Class 1 operations are those where loss of position may cause some pollution and minor economical damage, but excluding severe harm to people.
Class 2 operation are those where loss of position may cause severe pollution, large economical damage, and accidents to people.
Class 3 operations are those where major damages may occur, severe pollution, and fatal accidents.
With the IMO Guidelines, the term equipment class was introduced, which is an inversion of the concept. A vessel is now equipped according to a chosen set of class requirements, and that will allow the vessel to undertake the corresponding consequence class of operations.
The assessment of the hazard level of the operation still has to be done by involved parties, which include owner, operator, and national authorities.
The major difference between Class 1 and Class 2 is that Class 1 vessels are allowed to fail completely, i.e. lose both position and heading. The Class 2 vessel is not expected to do that. The maximum failure that can be defined is assumed to be feasible, it will happen, and it is not to be ignored with reference to optimistic statistics. Once this failure occurs, the vessel shall still be able to maintain both position and heading, at least initially. For how long this ability shall remain, is governed by the time required to secure the operation.
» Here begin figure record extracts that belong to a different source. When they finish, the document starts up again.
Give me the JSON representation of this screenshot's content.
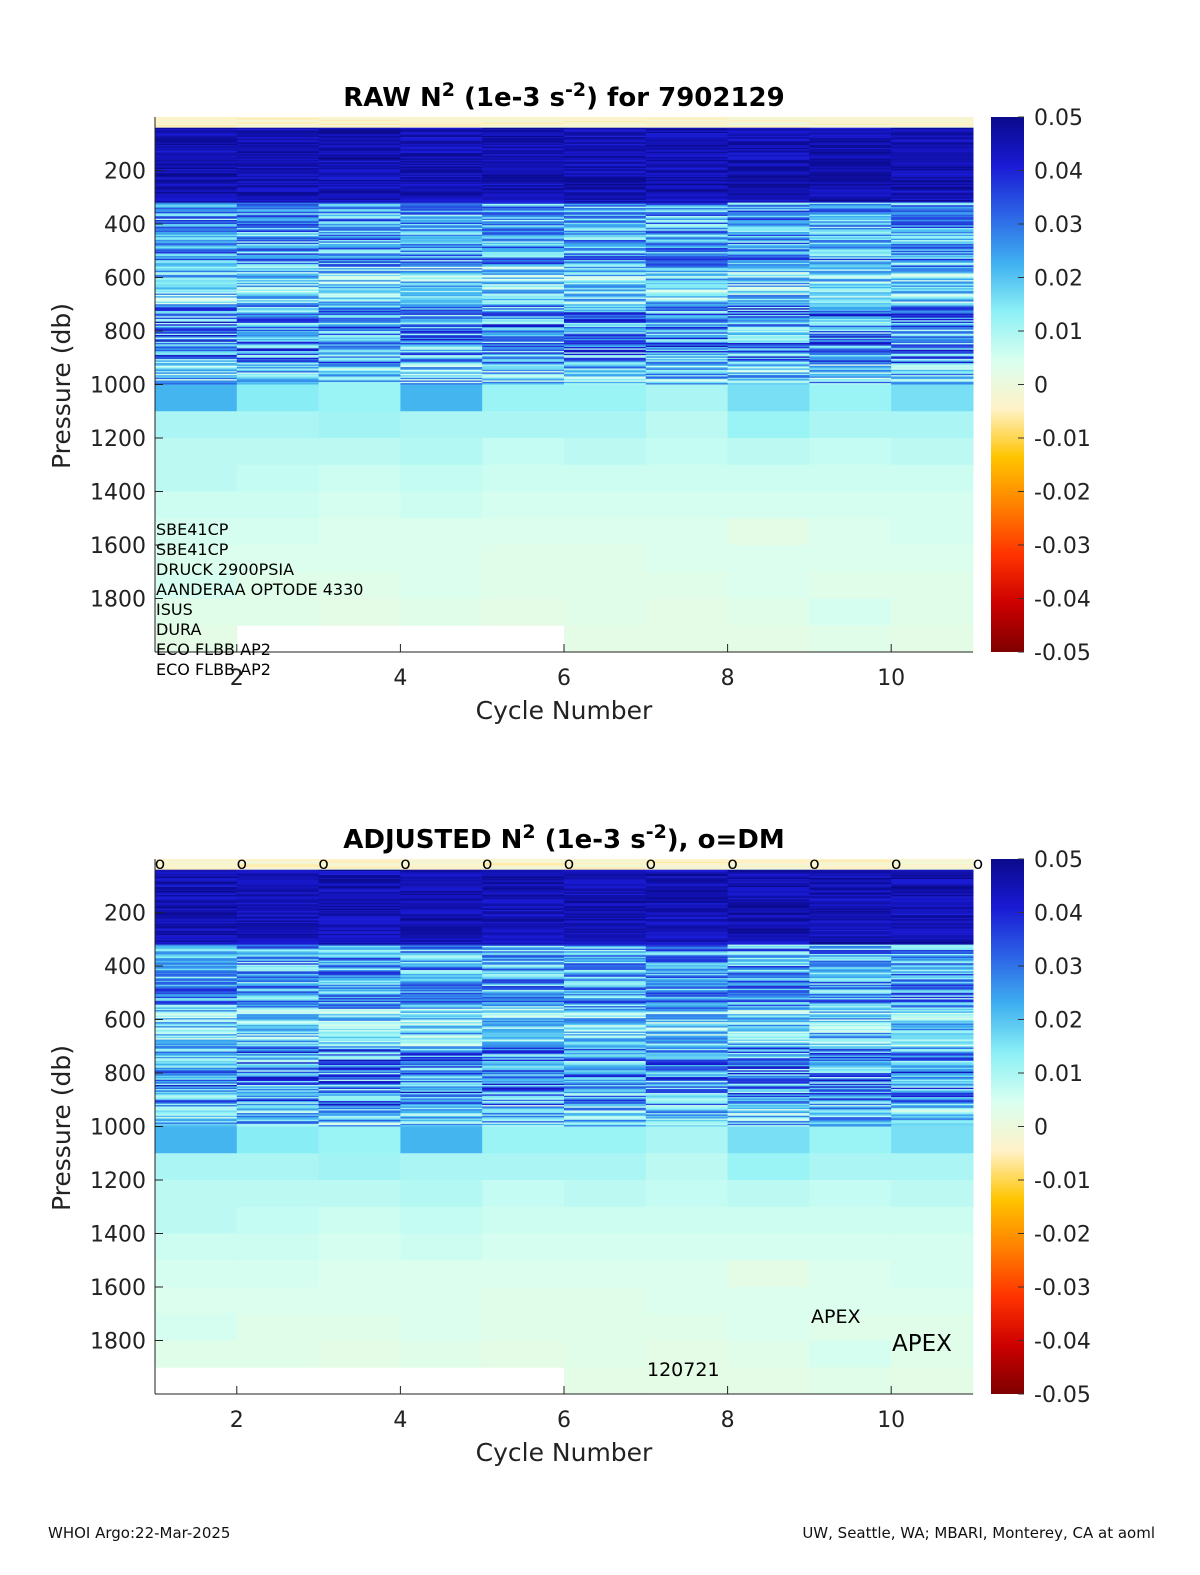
{
  "footer": {
    "left": "WHOI Argo:22-Mar-2025",
    "right": "UW, Seattle, WA; MBARI, Monterey, CA at aoml"
  },
  "colorbar": {
    "colors": [
      "#7f0000",
      "#cc0000",
      "#ff3300",
      "#ff8000",
      "#ffc400",
      "#fff2c8",
      "#d9fff0",
      "#8cf0f6",
      "#3fb0f0",
      "#2c63e6",
      "#1a1ad4",
      "#0a0a8c"
    ],
    "ticks": [
      "0.05",
      "0.04",
      "0.03",
      "0.02",
      "0.01",
      "0",
      "-0.01",
      "-0.02",
      "-0.03",
      "-0.04",
      "-0.05"
    ]
  },
  "chart_data": [
    {
      "type": "heatmap",
      "title_parts": [
        "RAW N",
        "2",
        " (1e-3 s",
        "-2",
        ") for 7902129"
      ],
      "xlabel": "Cycle Number",
      "ylabel": "Pressure (db)",
      "x_ticks": [
        "2",
        "4",
        "6",
        "8",
        "10"
      ],
      "y_ticks": [
        "200",
        "400",
        "600",
        "800",
        "1000",
        "1200",
        "1400",
        "1600",
        "1800"
      ],
      "xlim": [
        1,
        11
      ],
      "ylim": [
        0,
        2000
      ],
      "y_reversed": true,
      "color_range": [
        -0.05,
        0.05
      ],
      "cycles": [
        1,
        2,
        3,
        4,
        5,
        6,
        7,
        8,
        9,
        10
      ],
      "max_pressure": [
        2000,
        1900,
        1900,
        1900,
        1900,
        2000,
        2000,
        2000,
        2000,
        2000
      ],
      "deep_bands_db": [
        1000,
        1100,
        1200,
        1300,
        1400,
        1500,
        1600,
        1700,
        1800,
        1900,
        2000
      ],
      "deep_values": [
        [
          0.022,
          0.01,
          0.008,
          0.008,
          0.006,
          0.005,
          0.004,
          0.005,
          0.003,
          0.002
        ],
        [
          0.014,
          0.01,
          0.008,
          0.007,
          0.006,
          0.005,
          0.004,
          0.003,
          0.003,
          null
        ],
        [
          0.012,
          0.011,
          0.008,
          0.006,
          0.005,
          0.004,
          0.004,
          0.003,
          0.002,
          null
        ],
        [
          0.022,
          0.01,
          0.009,
          0.007,
          0.006,
          0.004,
          0.004,
          0.004,
          0.003,
          null
        ],
        [
          0.012,
          0.01,
          0.007,
          0.006,
          0.005,
          0.004,
          0.003,
          0.003,
          0.002,
          null
        ],
        [
          0.012,
          0.01,
          0.008,
          0.006,
          0.005,
          0.004,
          0.003,
          0.003,
          0.003,
          0.002
        ],
        [
          0.01,
          0.008,
          0.007,
          0.006,
          0.005,
          0.004,
          0.004,
          0.003,
          0.002,
          0.002
        ],
        [
          0.016,
          0.012,
          0.008,
          0.006,
          0.005,
          0.002,
          0.004,
          0.004,
          0.003,
          0.002
        ],
        [
          0.012,
          0.01,
          0.007,
          0.006,
          0.005,
          0.004,
          0.004,
          0.003,
          0.005,
          0.003
        ],
        [
          0.016,
          0.01,
          0.008,
          0.006,
          0.005,
          0.005,
          0.004,
          0.003,
          0.003,
          0.002
        ]
      ],
      "sensors": [
        "SBE41CP",
        "SBE41CP",
        "DRUCK 2900PSIA",
        "AANDERAA OPTODE 4330",
        "ISUS",
        "DURA",
        "ECO FLBB AP2",
        "ECO FLBB AP2"
      ]
    },
    {
      "type": "heatmap",
      "title_parts": [
        "ADJUSTED N",
        "2",
        " (1e-3 s",
        "-2",
        "), o=DM"
      ],
      "xlabel": "Cycle Number",
      "ylabel": "Pressure (db)",
      "x_ticks": [
        "2",
        "4",
        "6",
        "8",
        "10"
      ],
      "y_ticks": [
        "200",
        "400",
        "600",
        "800",
        "1000",
        "1200",
        "1400",
        "1600",
        "1800"
      ],
      "xlim": [
        1,
        11
      ],
      "ylim": [
        0,
        2000
      ],
      "y_reversed": true,
      "color_range": [
        -0.05,
        0.05
      ],
      "cycles": [
        1,
        2,
        3,
        4,
        5,
        6,
        7,
        8,
        9,
        10
      ],
      "max_pressure": [
        1900,
        1900,
        1900,
        1900,
        1900,
        2000,
        2000,
        2000,
        2000,
        2000
      ],
      "deep_bands_db": [
        1000,
        1100,
        1200,
        1300,
        1400,
        1500,
        1600,
        1700,
        1800,
        1900,
        2000
      ],
      "deep_values": [
        [
          0.022,
          0.01,
          0.008,
          0.008,
          0.006,
          0.005,
          0.004,
          0.005,
          0.003,
          null
        ],
        [
          0.014,
          0.01,
          0.008,
          0.007,
          0.006,
          0.005,
          0.004,
          0.003,
          0.003,
          null
        ],
        [
          0.012,
          0.011,
          0.008,
          0.006,
          0.005,
          0.004,
          0.004,
          0.003,
          0.002,
          null
        ],
        [
          0.022,
          0.01,
          0.009,
          0.007,
          0.006,
          0.004,
          0.004,
          0.004,
          0.003,
          null
        ],
        [
          0.012,
          0.01,
          0.007,
          0.006,
          0.005,
          0.004,
          0.003,
          0.003,
          0.002,
          null
        ],
        [
          0.012,
          0.01,
          0.008,
          0.006,
          0.005,
          0.004,
          0.003,
          0.003,
          0.003,
          0.002
        ],
        [
          0.01,
          0.008,
          0.007,
          0.006,
          0.005,
          0.004,
          0.004,
          0.003,
          0.002,
          0.002
        ],
        [
          0.016,
          0.012,
          0.008,
          0.006,
          0.005,
          0.002,
          0.004,
          0.004,
          0.003,
          0.002
        ],
        [
          0.012,
          0.01,
          0.007,
          0.006,
          0.005,
          0.004,
          0.004,
          0.003,
          0.005,
          0.003
        ],
        [
          0.016,
          0.01,
          0.008,
          0.006,
          0.005,
          0.005,
          0.004,
          0.003,
          0.003,
          0.002
        ]
      ],
      "dm_marker": "o",
      "dm_cycles": [
        1,
        2,
        3,
        4,
        5,
        6,
        7,
        8,
        9,
        10,
        11
      ],
      "annotations": [
        "APEX",
        "APEX",
        "120721"
      ]
    }
  ]
}
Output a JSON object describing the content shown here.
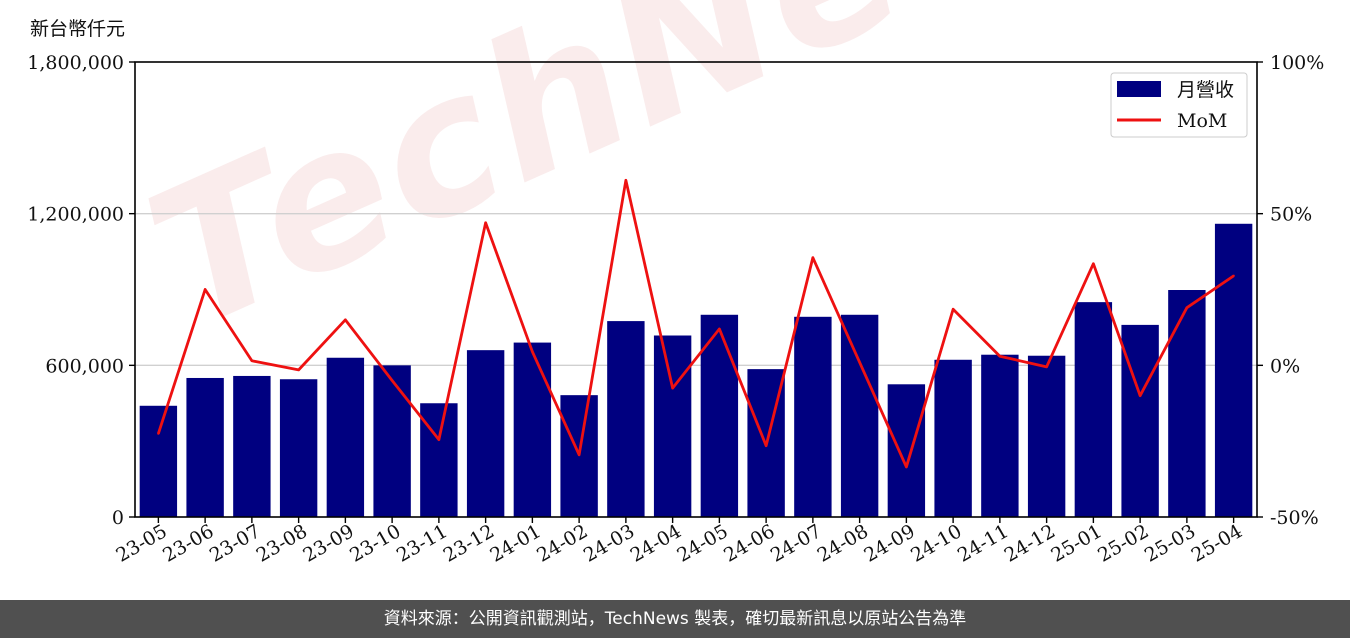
{
  "watermark": "TechNews",
  "unit_label": "新台幣仟元",
  "footer": "資料來源：公開資訊觀測站，TechNews 製表，確切最新訊息以原站公告為準",
  "colors": {
    "bar": "#000080",
    "line": "#ee1111",
    "grid": "#d0d0d0"
  },
  "chart_data": {
    "type": "bar",
    "categories": [
      "23-05",
      "23-06",
      "23-07",
      "23-08",
      "23-09",
      "23-10",
      "23-11",
      "23-12",
      "24-01",
      "24-02",
      "24-03",
      "24-04",
      "24-05",
      "24-06",
      "24-07",
      "24-08",
      "24-09",
      "24-10",
      "24-11",
      "24-12",
      "25-01",
      "25-02",
      "25-03",
      "25-04"
    ],
    "series": [
      {
        "name": "月營收",
        "type": "bar",
        "axis": "left",
        "values": [
          440000,
          550000,
          558000,
          545000,
          630000,
          600000,
          450000,
          660000,
          690000,
          482000,
          775000,
          718000,
          800000,
          585000,
          792000,
          800000,
          525000,
          622000,
          642000,
          638000,
          850000,
          760000,
          898000,
          1160000
        ]
      },
      {
        "name": "MoM",
        "type": "line",
        "axis": "right",
        "values": [
          -22.5,
          25,
          1.5,
          -1.5,
          15,
          -5,
          -24.5,
          47,
          4.5,
          -29.5,
          61,
          -7.5,
          12,
          -26.5,
          35.5,
          1,
          -33.5,
          18.5,
          3,
          -0.5,
          33.5,
          -10,
          19,
          29.5
        ]
      }
    ],
    "left_axis": {
      "ylim": [
        0,
        1800000
      ],
      "ticks": [
        "0",
        "600,000",
        "1,200,000",
        "1,800,000"
      ],
      "tick_values": [
        0,
        600000,
        1200000,
        1800000
      ]
    },
    "right_axis": {
      "ylim": [
        -50,
        100
      ],
      "ticks": [
        "-50%",
        "0%",
        "50%",
        "100%"
      ],
      "tick_values": [
        -50,
        0,
        50,
        100
      ]
    },
    "grid": true,
    "legend_placement": "top-right"
  }
}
For Class 2 all failures of a technical nature are relevant, but certain types of equipment of a passive nature are trusted to stay out of harms way. For Class 3 vessels, all of the Class 2 requirements are adopted, and then is added failures that are brought about by fire and flooding events. This latter requirement results in need of physical separations that are not necessary for Class 2.
For both Class 2 and 3, single acts of maloperation are defined as relevant failure modes.
Hence, the difference between Class 2 and 3 is the failure mode definition, which briefly said consists of the need for physical separation of redundant components/systems in case of Class 3.
The typical redundant DP vessel, e.g. most drill ships, are based on two almost identical half systems for power generation and thruster configuration, which are controlled by a dual control system. When done properly, each half system shall carry on after full failure of the other half. Both halves will normally continue undisturbed after failure of one of the control systems.
This solution is acceptable for Class 2, and the vessel will be quantified by the smaller of the half systems, if they are unequal. Strictly speaking, systems are never equal. The thruster configuration will consist of units that will have variable efficiency, depending on external circumstances. In simple terms, if there are two equal bow thrusters, the forward one will be most valuable in situations where yawing moment is critical. Therefore, the most valuable system is not a static choice. This selection is taken care of by the “consequence analysis”, which will be explained later, if time permits.
For such a vessel to comply with Class 3, there must be physical separation of the two half systems, both with regard to fire and flooding hazards. There is common agreement that this would require no less than two engine rooms, with fire separation by A-60 protection. Less obvious is that there should also be watertight separation of engine rooms below waterline, and thruster rooms. The excuse for not having that is often reference to bottom and side tanks that will protect against collision damage. That is not adequate, there are ample cases of flooding caused by inboard water sources.